该怎么形容爷爷的这一生呢?用"生不逢时和造化弄人"这两个词汇来浓缩他这一世所有的求而不得吧!他的性格特质里刻满了要强、固执还有严苛!因此,注定了他是一个不容易快乐的人,且连带着他身边的人,时刻过着战战兢兢、如履薄冰的日子。

爷爷出生于民国时期的一个贫下中农家庭,兄弟姐妹七个,因食不果腹,其父不得不将6岁他抱给了一对膝下无子的夫妇抚养。养父是做木匠活计的贫农、性格粗糙暴躁,稍不顺意,便用手上的刨子给人头上一记,养母也不是会心疼孩子的女人,况且,在当年那种男尊女卑的社会环境里,丈夫是天,无论他怎么动手,妻儿都只有受着的份……

所以,幼年时的爷爷除了去帮地主家放牛割草外,在家就得跟着养父学木工,过程是极其痛苦而煎熬的,因为离原生家庭路途遥远,他只好断了撂挑子跑路的念想,更何况,即便是真回到了那个一贫如洗的家,八九张嘴等着吃饭,或许,最后也会被饿死。留在这个木匠身边,虽然非打即骂,但至少还能凑合着吃一口饱饭,不用和兄弟姐妹们争抢。
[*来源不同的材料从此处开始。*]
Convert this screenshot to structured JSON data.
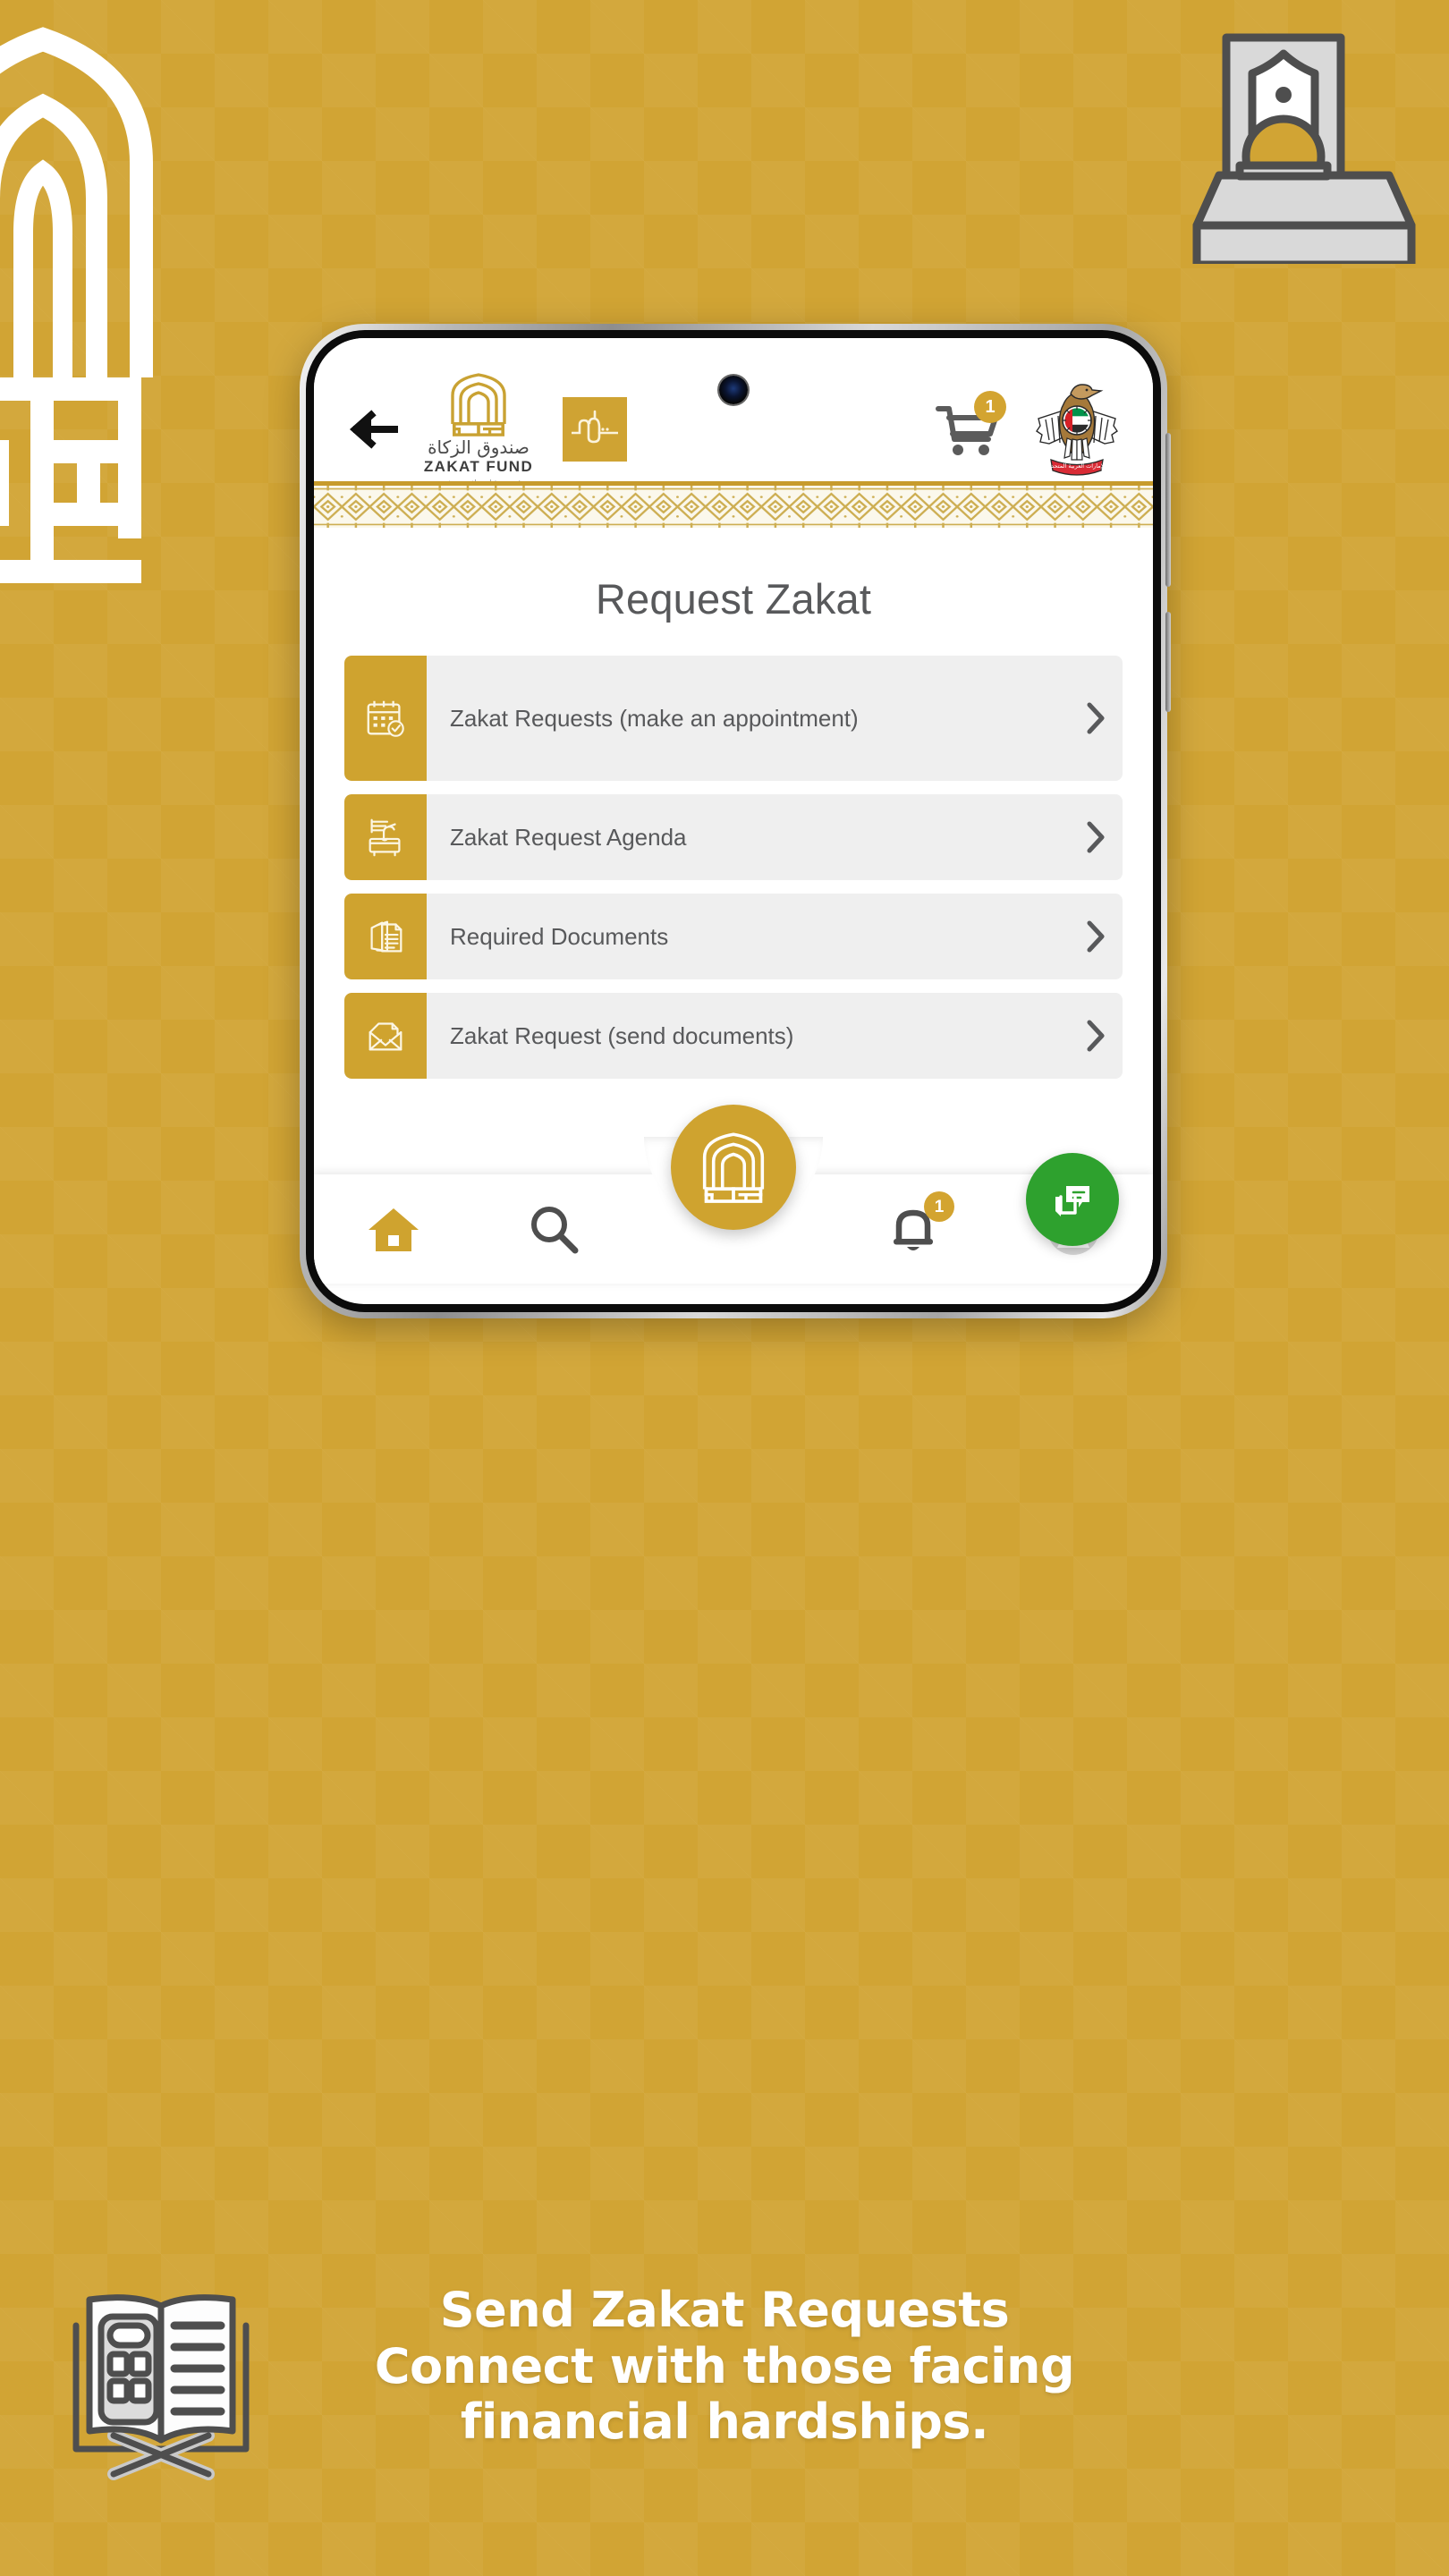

就这样,爷爷的心慢慢在木匠家定了下来,在养父那些刨子的教育下,他刨木头的技艺日渐娴熟,可他骨子里却瞧不上当木匠,他渴望读书识字、进学堂!显然,要让老木匠乐意送他去村小念书,那无疑是痴心妄想。于是,爷爷总会趁着去山上放牛的机会,悄悄站在简陋的教室外面偷听、偷写、偷记,等回到家里自个儿再暗自琢磨,有时,因为思索太过投入,手上走神刨歪了,难免会挨上几刨子……

有一次,因为"听课"太专注,拴在一旁的牛儿去到了别人的庄稼地里饱餐了一顿,这一顿也让爷爷被养父当众狠狠教训了一顿!最后还是学堂里那位教书先生站出来制止并说了好话,苦口婆心的劝木匠送孩子去村小读书,说这孩子有学习的天赋,有好几次,教室里的娃回答不上的算术题,在窗外偷学的他竟然很快说出了正确答案。

也不知心肠硬如磐石的木匠怎么就点头同意了爷爷上学的事,反正,终于可以光明正大的坐在凳子上安心听老师上课,不用再每天握着沉重的刨子划拉着那一堆木头,这一刻,年少的爷爷心里是无比欢欣鼓舞的,这无疑是养父对他莫大的恩赐,他也将不再记恨养父每天砸在他身上的那些数不清的刨子。此刻,他对知识的渴望,像一个迷失在沙漠里的脱水者,终于找到了一汪清泉,欲用洪荒之力,尽数将它们吸纳。

教书先生的话没错,少时的爷爷在数学方面真的有演算天分,他从一开始的三年级为跳板,接着跨入了五年级,再后来跳级到七年级……虽然当时的教学大纲和我们今天的学习内容大相径庭,但不可否认爷爷当年对待学习的刻苦钻研精神,因为,他知道养父家是没有多少闲钱来供他一年接一年的上学,他只能逼自己超前学,争取用最短的时间学到最多的知识,也许就在下一秒,养父一句“没钱了,不准去!”自己就突然辍学了。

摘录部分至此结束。